According to StatCan’s monthly survey of industry receipts, unadjusted sales for the “Food Services and Drinking Places” sector in Canada were down 27.3 per cent through the first three quarters of 2020 over the same time period in 2019.
In Saskatchewan, unadjusted industry receipts totaled $123,284,000 in November 2020, down from $159,291,000 the year before.
With many jurisdictions restricting service to take-out only, full-service restaurants saw their sales decline 35.6 per cent over that period. Limited-service restaurants saw sales decline by 14.2 per cent.
In a mid-December news release, Restaurants Canada said that 10,000 Canadian restaurants had already closed since March of last year, and that “almost 50 per cent expect to permanently close their establishment if conditions don’t improve.”
The release was part of the industry association’s “Picture life without restaurants” campaign which encouraged Canadians to support local eateries.
One restaurateur in Regina said owners and operators have had to be extra motivated to weather the storm.

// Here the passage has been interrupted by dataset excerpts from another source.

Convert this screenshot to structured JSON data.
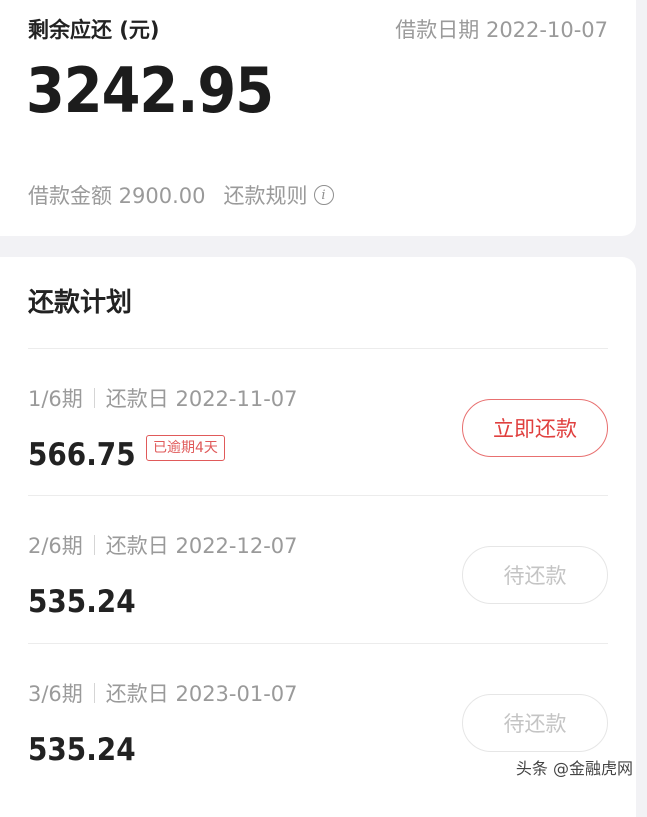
{
  "summary": {
    "remaining_label": "剩余应还 (元)",
    "loan_date": "借款日期 2022-10-07",
    "remaining_amount": "3242.95",
    "loan_amount": "借款金额 2900.00",
    "repay_rules": "还款规则",
    "info_icon": "i"
  },
  "plan": {
    "title": "还款计划",
    "items": [
      {
        "period": "1/6期",
        "due": "还款日 2022-11-07",
        "amount": "566.75",
        "badge": "已逾期4天",
        "button": "立即还款",
        "button_state": "active"
      },
      {
        "period": "2/6期",
        "due": "还款日 2022-12-07",
        "amount": "535.24",
        "button": "待还款",
        "button_state": "disabled"
      },
      {
        "period": "3/6期",
        "due": "还款日 2023-01-07",
        "amount": "535.24",
        "button": "待还款",
        "button_state": "disabled"
      }
    ]
  },
  "watermark": "头条 @金融虎网",
  "colors": {
    "accent": "#e0403f",
    "muted_text": "#9a9a9a",
    "background": "#f2f2f5"
  }
}
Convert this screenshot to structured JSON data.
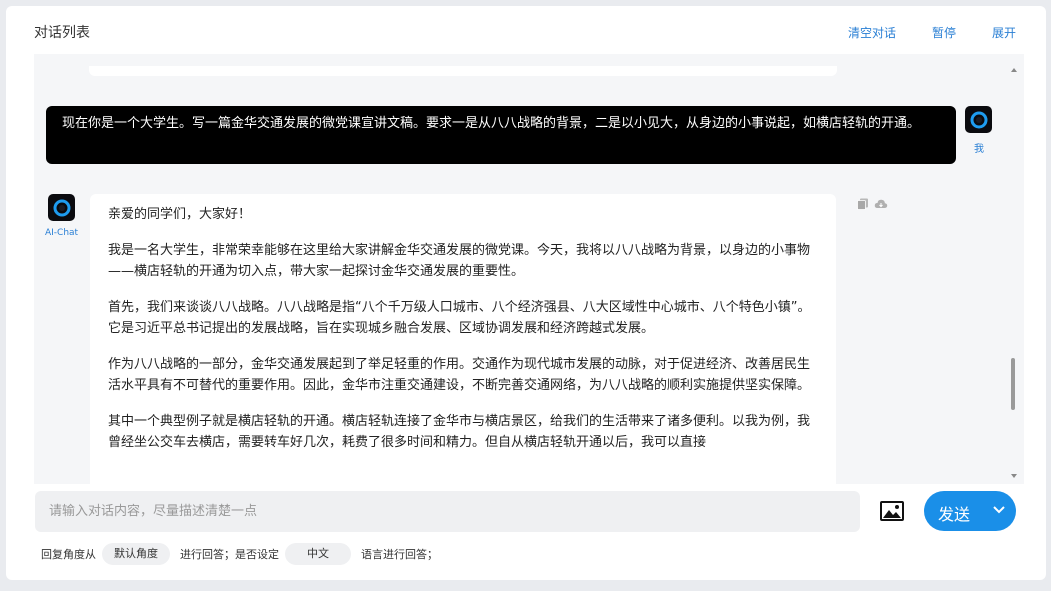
{
  "header": {
    "title": "对话列表",
    "clear_label": "清空对话",
    "pause_label": "暂停",
    "expand_label": "展开"
  },
  "chat": {
    "user": {
      "name": "我",
      "message": "现在你是一个大学生。写一篇金华交通发展的微党课宣讲文稿。要求一是从八八战略的背景，二是以小见大，从身边的小事说起，如横店轻轨的开通。"
    },
    "assistant": {
      "name": "AI-Chat",
      "paragraphs": [
        "亲爱的同学们，大家好！",
        "我是一名大学生，非常荣幸能够在这里给大家讲解金华交通发展的微党课。今天，我将以八八战略为背景，以身边的小事物——横店轻轨的开通为切入点，带大家一起探讨金华交通发展的重要性。",
        "首先，我们来谈谈八八战略。八八战略是指“八个千万级人口城市、八个经济强县、八大区域性中心城市、八个特色小镇”。它是习近平总书记提出的发展战略，旨在实现城乡融合发展、区域协调发展和经济跨越式发展。",
        "作为八八战略的一部分，金华交通发展起到了举足轻重的作用。交通作为现代城市发展的动脉，对于促进经济、改善居民生活水平具有不可替代的重要作用。因此，金华市注重交通建设，不断完善交通网络，为八八战略的顺利实施提供坚实保障。",
        "其中一个典型例子就是横店轻轨的开通。横店轻轨连接了金华市与横店景区，给我们的生活带来了诸多便利。以我为例，我曾经坐公交车去横店，需要转车好几次，耗费了很多时间和精力。但自从横店轻轨开通以后，我可以直接"
      ]
    }
  },
  "composer": {
    "placeholder": "请输入对话内容，尽量描述清楚一点",
    "send_label": "发送"
  },
  "options": {
    "prefix": "回复角度从",
    "angle": "默认角度",
    "middle": "进行回答；是否设定",
    "language": "中文",
    "suffix": "语言进行回答；"
  }
}
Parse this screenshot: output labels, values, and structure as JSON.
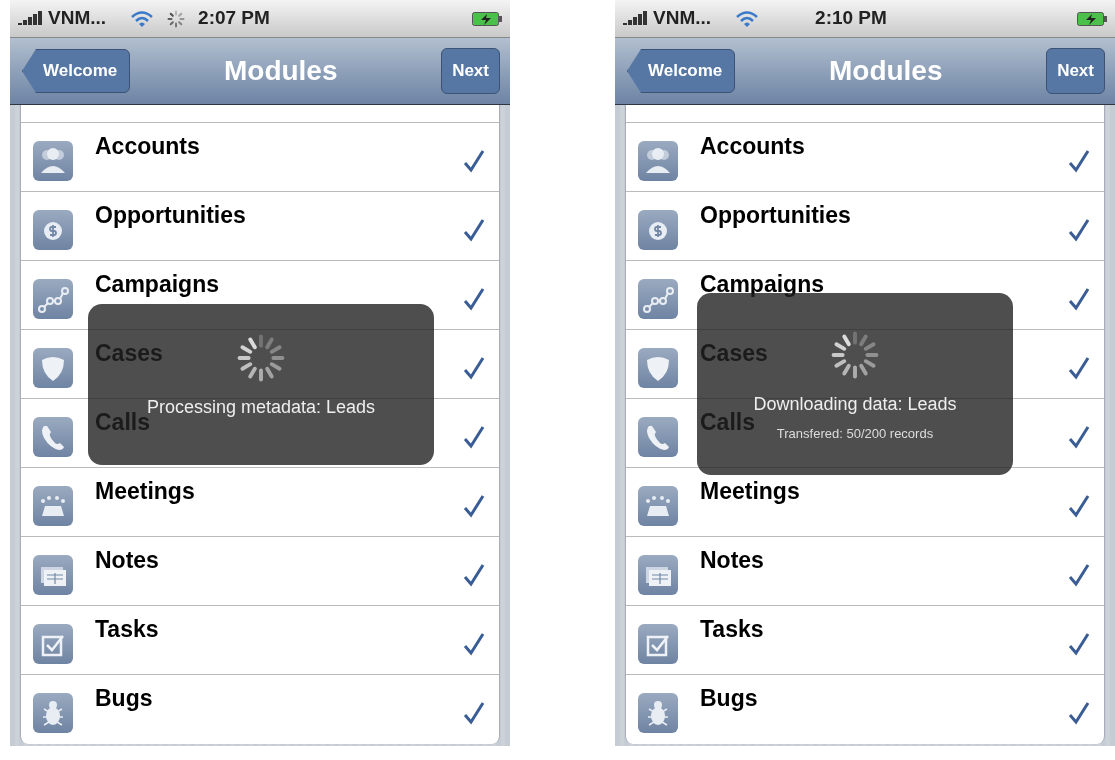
{
  "phones": [
    {
      "status_bar": {
        "carrier": "VNM...",
        "time": "2:07 PM",
        "network_activity": true
      },
      "nav_bar": {
        "back": "Welcome",
        "title": "Modules",
        "next": "Next"
      },
      "modules": [
        {
          "name": "Accounts",
          "checked": true
        },
        {
          "name": "Opportunities",
          "checked": true
        },
        {
          "name": "Campaigns",
          "checked": true
        },
        {
          "name": "Cases",
          "checked": true
        },
        {
          "name": "Calls",
          "checked": true
        },
        {
          "name": "Meetings",
          "checked": true
        },
        {
          "name": "Notes",
          "checked": true
        },
        {
          "name": "Tasks",
          "checked": true
        },
        {
          "name": "Bugs",
          "checked": true
        }
      ],
      "progress_overlay": {
        "message": "Processing metadata: Leads"
      }
    },
    {
      "status_bar": {
        "carrier": "VNM...",
        "time": "2:10 PM",
        "network_activity": false
      },
      "nav_bar": {
        "back": "Welcome",
        "title": "Modules",
        "next": "Next"
      },
      "modules": [
        {
          "name": "Accounts",
          "checked": true
        },
        {
          "name": "Opportunities",
          "checked": true
        },
        {
          "name": "Campaigns",
          "checked": true
        },
        {
          "name": "Cases",
          "checked": true
        },
        {
          "name": "Calls",
          "checked": true
        },
        {
          "name": "Meetings",
          "checked": true
        },
        {
          "name": "Notes",
          "checked": true
        },
        {
          "name": "Tasks",
          "checked": true
        },
        {
          "name": "Bugs",
          "checked": true
        }
      ],
      "progress_overlay": {
        "message": "Downloading data: Leads",
        "detail": "Transfered: 50/200 records"
      }
    }
  ]
}
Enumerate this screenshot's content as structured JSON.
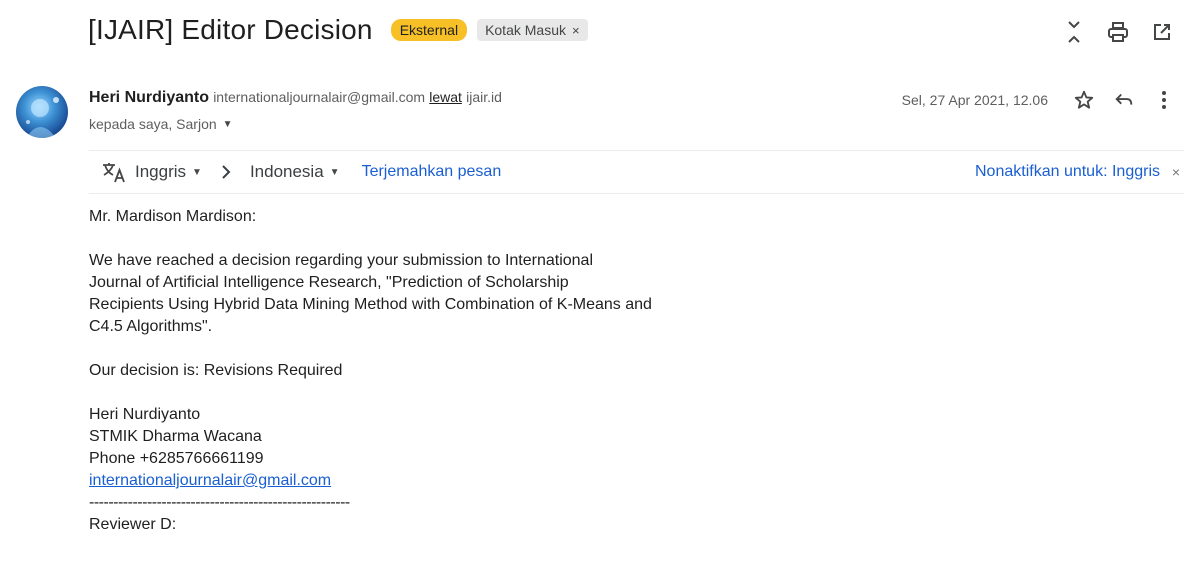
{
  "subject": {
    "title": "[IJAIR] Editor Decision",
    "chip_external": "Eksternal",
    "chip_inbox": "Kotak Masuk",
    "chip_close": "×"
  },
  "sender": {
    "name": "Heri Nurdiyanto",
    "email": "internationaljournalair@gmail.com",
    "via_label": "lewat",
    "via_domain": "ijair.id",
    "recipients": "kepada saya, Sarjon",
    "date": "Sel, 27 Apr 2021, 12.06"
  },
  "translate": {
    "from_lang": "Inggris",
    "to_lang": "Indonesia",
    "translate_link": "Terjemahkan pesan",
    "turn_off": "Nonaktifkan untuk: Inggris",
    "turn_off_close": "×"
  },
  "body": {
    "greeting": "Mr. Mardison Mardison:",
    "para1_lines": [
      "We have reached a decision regarding your submission to International",
      "Journal of Artificial Intelligence Research, \"Prediction of Scholarship",
      "Recipients Using Hybrid Data Mining Method with Combination of K-Means and",
      "C4.5 Algorithms\"."
    ],
    "decision": "Our decision is: Revisions Required",
    "signature": {
      "name": "Heri Nurdiyanto",
      "org": "STMIK Dharma Wacana",
      "phone": "Phone +6285766661199",
      "email": "internationaljournalair@gmail.com"
    },
    "divider": "------------------------------------------------------",
    "reviewer": "Reviewer D:"
  },
  "colors": {
    "accent_link": "#1a5fd1",
    "chip_external_bg": "#f6c026",
    "chip_inbox_bg": "#e8e8e8"
  }
}
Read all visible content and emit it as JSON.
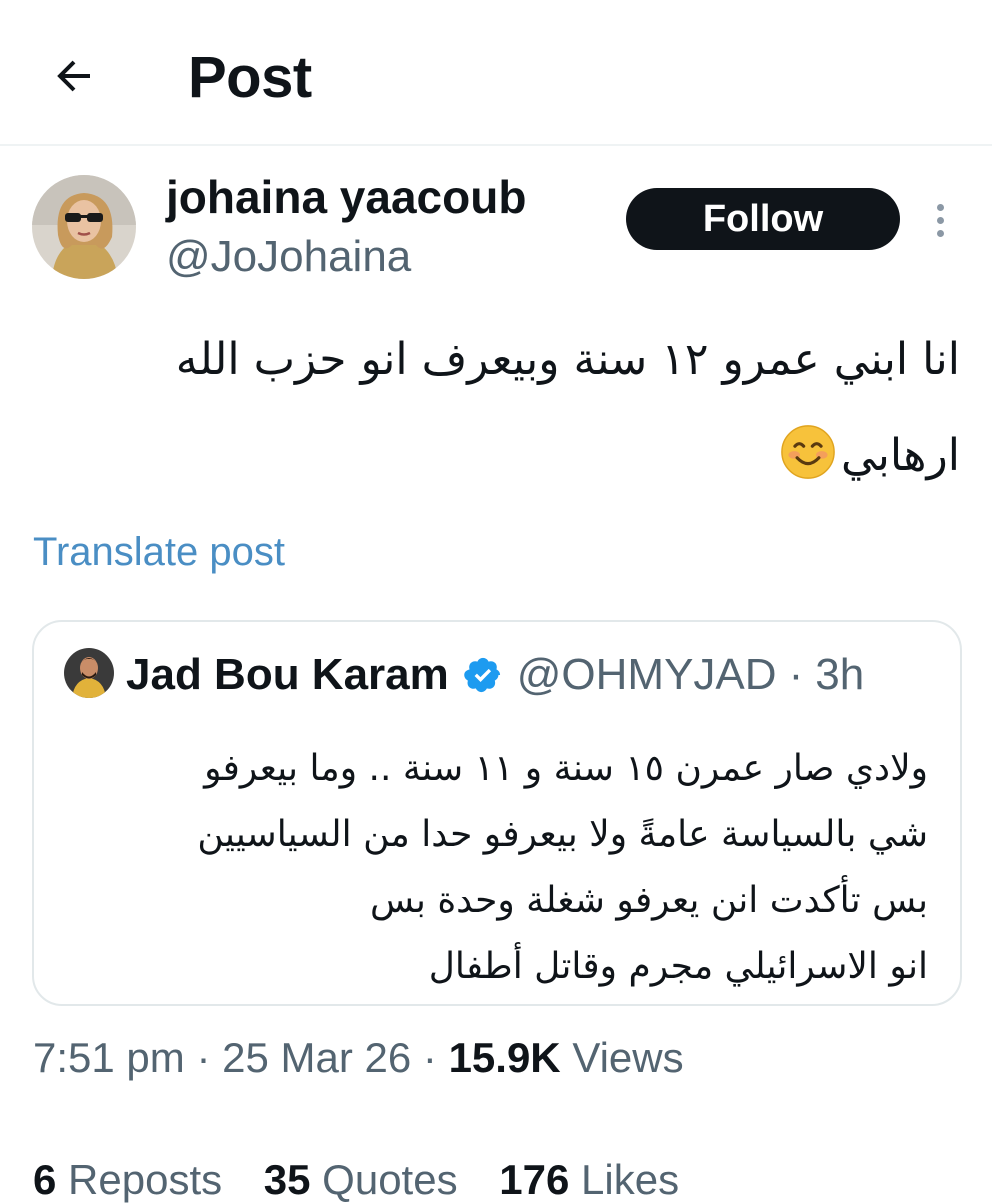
{
  "header": {
    "title": "Post",
    "back_icon": "arrow-left-icon"
  },
  "post": {
    "author_name": "johaina yaacoub",
    "author_handle": "@JoJohaina",
    "follow_label": "Follow",
    "text_line1": "انا ابني عمرو ١٢ سنة وبيعرف انو حزب الله",
    "text_line2": "ارهابي",
    "emoji": "smiling-face-emoji",
    "translate_label": "Translate post"
  },
  "quote": {
    "author_name": "Jad Bou Karam",
    "verified_icon": "verified-badge-icon",
    "handle": "@OHMYJAD",
    "separator": "·",
    "time": "3h",
    "lines": [
      "ولادي صار عمرن ١٥ سنة و ١١ سنة .. وما بيعرفو",
      "شي بالسياسة عامةً ولا بيعرفو حدا من السياسيين",
      "بس تأكدت انن يعرفو شغلة وحدة بس",
      "انو الاسرائيلي مجرم وقاتل أطفال"
    ]
  },
  "meta": {
    "time": "7:51 pm",
    "sep1": "·",
    "date": "25 Mar 26",
    "sep2": "·",
    "views_count": "15.9K",
    "views_label": "Views"
  },
  "stats": {
    "reposts_count": "6",
    "reposts_label": "Reposts",
    "quotes_count": "35",
    "quotes_label": "Quotes",
    "likes_count": "176",
    "likes_label": "Likes"
  },
  "colors": {
    "text": "#0f1419",
    "secondary": "#536471",
    "link": "#4a8ec4",
    "verified": "#1d9bf0",
    "follow_bg": "#0f1419"
  }
}
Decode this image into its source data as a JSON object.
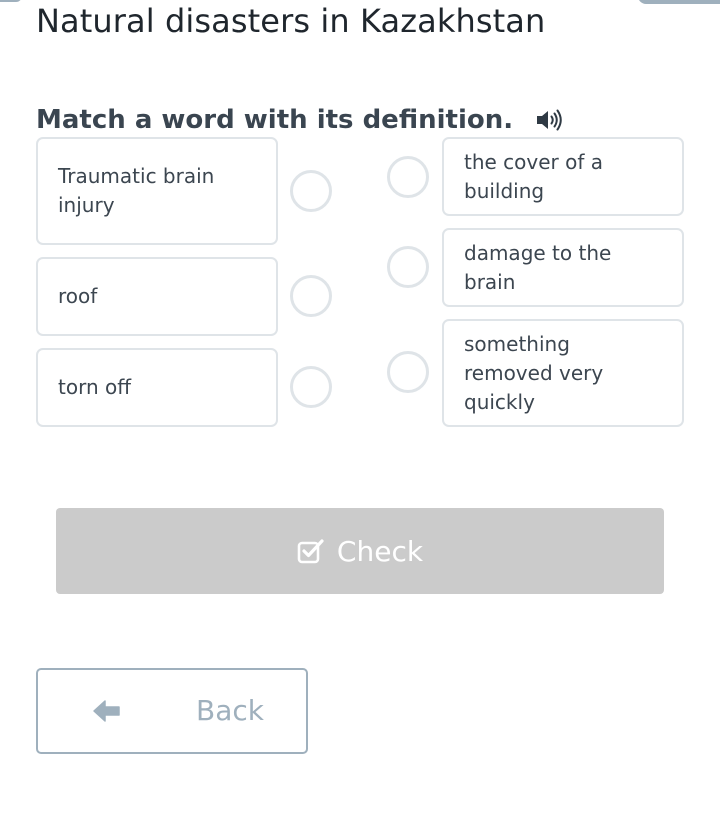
{
  "header": {
    "title": "Natural disasters in Kazakhstan"
  },
  "task": {
    "instruction": "Match a word with its definition."
  },
  "words": [
    {
      "label": "Traumatic brain injury"
    },
    {
      "label": "roof"
    },
    {
      "label": "torn off"
    }
  ],
  "definitions": [
    {
      "label": "the cover of a building"
    },
    {
      "label": "damage to the brain"
    },
    {
      "label": "something removed very quickly"
    }
  ],
  "actions": {
    "check_label": "Check",
    "back_label": "Back"
  },
  "icons": {
    "audio": "speaker-icon",
    "check": "checkbox-check-icon",
    "back": "arrow-left-icon"
  },
  "colors": {
    "card_border": "#dfe4e8",
    "check_button_disabled": "#cbcbcb",
    "back_accent": "#9fb0bd"
  }
}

The Rotisserie buffet owner said he and his team have been constantly updating menu options and are planning on opening a patio for the first time this summer in efforts to attract more customers. He already had to revamp his business model when serve-yourself buffets were banned near the start of the pandemic.
“You just don’t see the traffic that you used to see. You have to try to get more people to come out. It’s the only way we’re going to get through this,” he said.
With no certain end date for the current restrictions on restaurants, which in late November were elevated to limit tables to a maximum of four people each, Linder said he’s set his hopes on widespread vaccination as the way out of the struggles the industry has been facing.
“I don’t think there are going to be too many changes to the occupancy rules by the summertime,” Linder said. “The nine-foot (between tables without barriers) rule really hindered us. It cut our capacity down to about 30 per cent. Would it be nice to have an extra four or five tables? Absolutely. But if the fear is still there it’s not worth it.”
He says that if that can happen by the end of September, as has been promised by the federal government, his business should survive.
“If cases are high we’re very slow inside. We just want to see people come out and not be afraid to come out — that’s the key.”